In 1977, there were a dozen derelict USOA aircraft at Cape May County Airport being cut up for scrap.

===Deregulation===
In January 1979, following passage of the 1978 Airline Deregulation Act, the CAB awarded supplemental airlines World Airways and Capitol Air scheduled authority on the New York City/Washington DC to Los Angeles/San Francisco markets. Ralph Cox dba United States Overseas Airlines applied in the same proceeding, which the CAB denied on the basis that USOA made no attempt to show it was fit: no operating plan, no finance plan, nothing. However, the Board encouraged Cox (and several other supplemental veterans) to show they had the wherewithall to operate an airline. To which Cox, et al, said, among other things, that Capitol and World should be denied because they were CIA fronts. The Board said it looked at everything that had been submitted, even material previously excluded by the administrative law judge as irrelevant, and found "no substantial evidence to support the petitioners' strong-worded accusations."

==Fleet==
As of October 1948, Atlantic Northern had two aircraft:
- 2 DC-4
As of its interim certification in 1962, USOA had 14 aircraft:

- 8 DC-4
- 6 DC-6

The company acquired DC-7s by 1964, as shown in the picture above and in a 1964 timetable.

==Destinations==
From a 1961 USOA timetable:

- New York
- Chicago
- Detroit
- Guam
- Honolulu
- Las Vegas
- Los Angeles
- Miami
- New York
- Okinawa
- San Francisco
- Wake Island

==Accidents==
- 13 May 1957: DC-4 N68736 was returning to Narsarsuaq Air Base in Greenland from a Distant Early Warning Line site in white-out conditions and hit the ice cap at 5,900 ft in an area where the chart indicated the altitude was 5,000 ft.

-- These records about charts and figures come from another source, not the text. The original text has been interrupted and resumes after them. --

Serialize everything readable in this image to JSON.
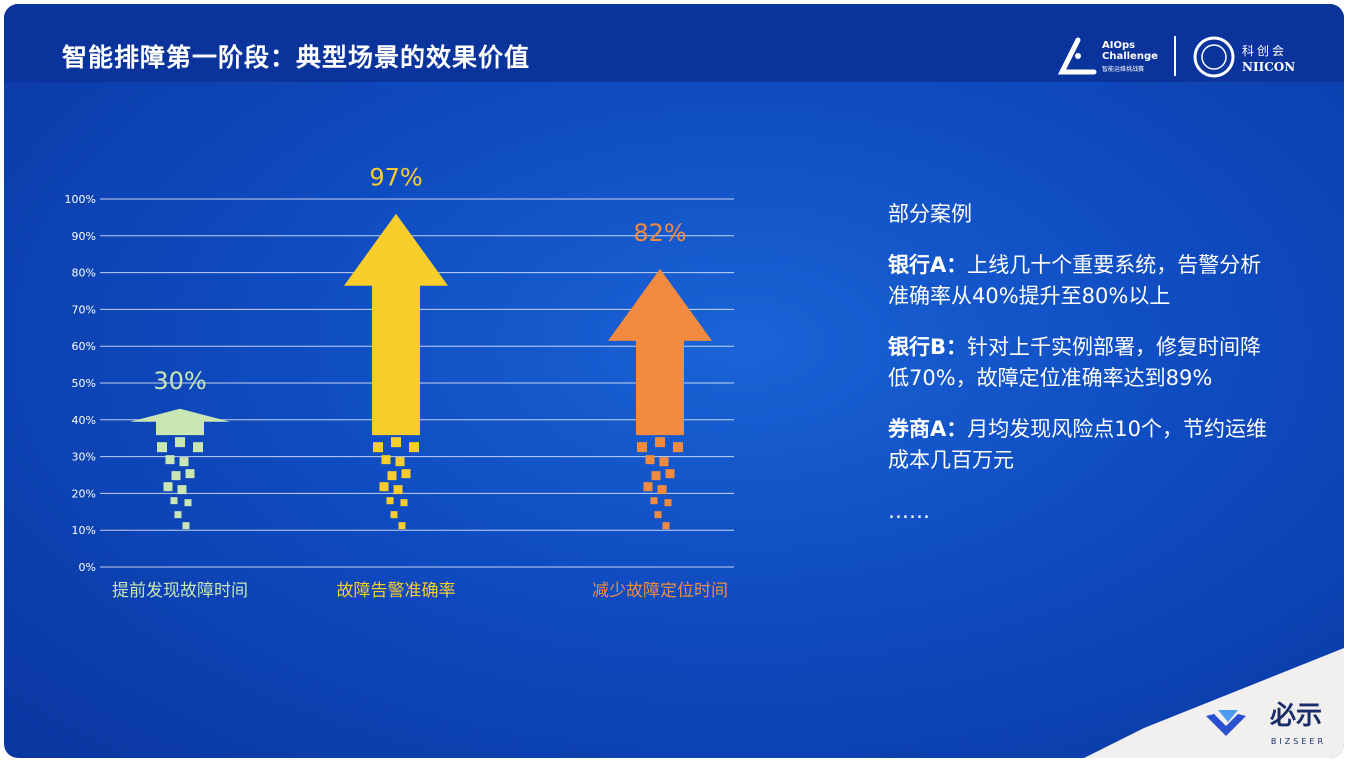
{
  "header": {
    "title": "智能排障第一阶段：典型场景的效果价值",
    "logo_aiops": {
      "line1": "AIOps",
      "line2": "Challenge",
      "sub": "智能运维挑战赛"
    },
    "logo_niicon": {
      "cn": "科创会",
      "en": "NIICON"
    }
  },
  "chart_data": {
    "type": "bar",
    "style": "arrows",
    "categories": [
      "提前发现故障时间",
      "故障告警准确率",
      "减少故障定位时间"
    ],
    "values": [
      30,
      97,
      82
    ],
    "data_labels": [
      "30%",
      "97%",
      "82%"
    ],
    "colors": [
      "#c9e6b3",
      "#f9cd2b",
      "#f28b40"
    ],
    "ylim": [
      0,
      100
    ],
    "yticks": [
      "0%",
      "10%",
      "20%",
      "30%",
      "40%",
      "50%",
      "60%",
      "70%",
      "80%",
      "90%",
      "100%"
    ],
    "grid": true
  },
  "cases": {
    "heading": "部分案例",
    "items": [
      {
        "name": "银行A：",
        "text": "上线几十个重要系统，告警分析准确率从40%提升至80%以上"
      },
      {
        "name": "银行B：",
        "text": "针对上千实例部署，修复时间降低70%，故障定位准确率达到89%"
      },
      {
        "name": "券商A：",
        "text": "月均发现风险点10个，节约运维成本几百万元"
      }
    ],
    "more": "……"
  },
  "footer": {
    "logo_cn": "必示",
    "logo_en": "BIZSEER"
  }
}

Two crew died, the seriously injured first officer was rescued.
- 15 October 1959: C-54G N4000A on a US Navy Quicktrans domestic cargo flight departed Naval Air Station Jacksonville and reached 1,400 ft when engine 4 surged. The crew eventually requested a return to NAS Jacksonville, when engine 3 and then engine 2 surged. Aircraft descended rapidly, ditched in a small lake, but hit trees on the way down and a fire resulted. Crew was seriously injured but swam ashore, aircraft destroyed. Cause was crew confusion. Two different fuel tank configurations in the fleet resulted in crew mistakenly selecting near-empty gas tanks.